Pick N' Tell company wants to put webcam mirrors in clothing stores.
A new fashion company called Pickn'Tell has a high-tech solution to this shopper's dilemma. It allows you to try on clothes alone while still receiving to-the-minute critiques from friends, sitting at home by their computers. Pickn'Tell's vision -- now available at two clothing boutiques, in New York and Los Angeles -- involves a web-connected mirror, with an outward-facing miniature video camera installed. Shoppers can try on different outfits, record their images in mirrors and then automatically post the videos to Facebook or Twitter, where friends and family members can give the thumbs up or thumbs down.
Say goodbye to awkwardly holding up a camera phone in order to snap a shot of an outfit: Now, the mirror is recording you.
(Before you run around screaming about how creepy this sounds, know that the company has no plans to put its camera-loaded mirrors in dressing rooms. These mirrors would be for the floor of the store only, not where customers are undressing, according to Pickn'Tell's vice president of business development, Mark Frieser).
Here's the technical setup for these robo-mirrors: Pickn'Tell takes a full-length mirror and cuts out a rectangle the size of a 10-inch tablet in the upper right corner. It affixes a tablet inside that rectangle, so that the screen of the tablet can act as a sort of monitor and communications hub for the shopper. Pickn'Tell attaches a webcam via wire to the tablet.

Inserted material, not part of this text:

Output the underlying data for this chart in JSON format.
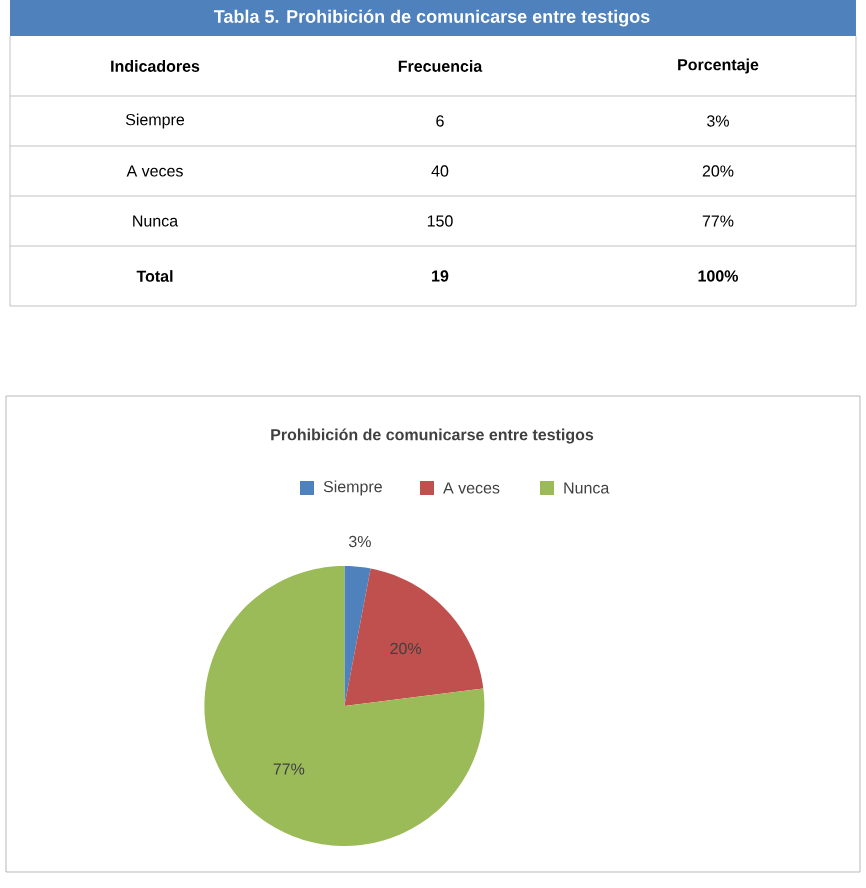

Using the Pickn'Tell app on an iPhone or Android device, a shopper can connect to the mirror's tablet by inputting a unique connection code; that code turns on the camera inside the mirror. Using the smartphone, the shopper can then direct the mirror to either record a video for five seconds or take a snapshot. That footage then appears on the shopper's smartphone, which he or she can then post to Facebook or Twitter, for friends to comment on.
The Pickn'Tell app has several other fashion-related functions: a barcode scanner, with which you can scan the barcodes of products you're interested in and add them to a potential buying list; a list of stores and boutiques, with coupons, catalogs and pricing information; and a miniature social network, so that you can follow which articles of clothing your friends envy or appreciate.
Perhaps most fascinating and unique is the option to connect with a Wi-Fi enabled, webcam-loaded mirror at a store and record your image and send it to your social networks. Other social-shopping apps, like Pose and VIZL, make store catalogs available on a smartphone and let someone share fashions with friends. But Pickn'Tell installs hardware in mirrors to facilitate that sharing.
Convincing store owners to allow third-party webcams in their mirrors -- and then assuring shoppers that recording themselves in public is safe -- will be an obstacle for Pickn'Tell. So far, the startup, based in Tel Aviv, Israel, has installed its mirrors in trendy Runway Couture in New York City's SoHo neighborhood and in Bee Free Boutique in Los Angeles' Silver Lake district. Company representatives hope that, by the end of the year, their wired mirrors will be within a 15- to 20-minute car ride from Los Angeles (or a quick subway trip from New York), Frieser said.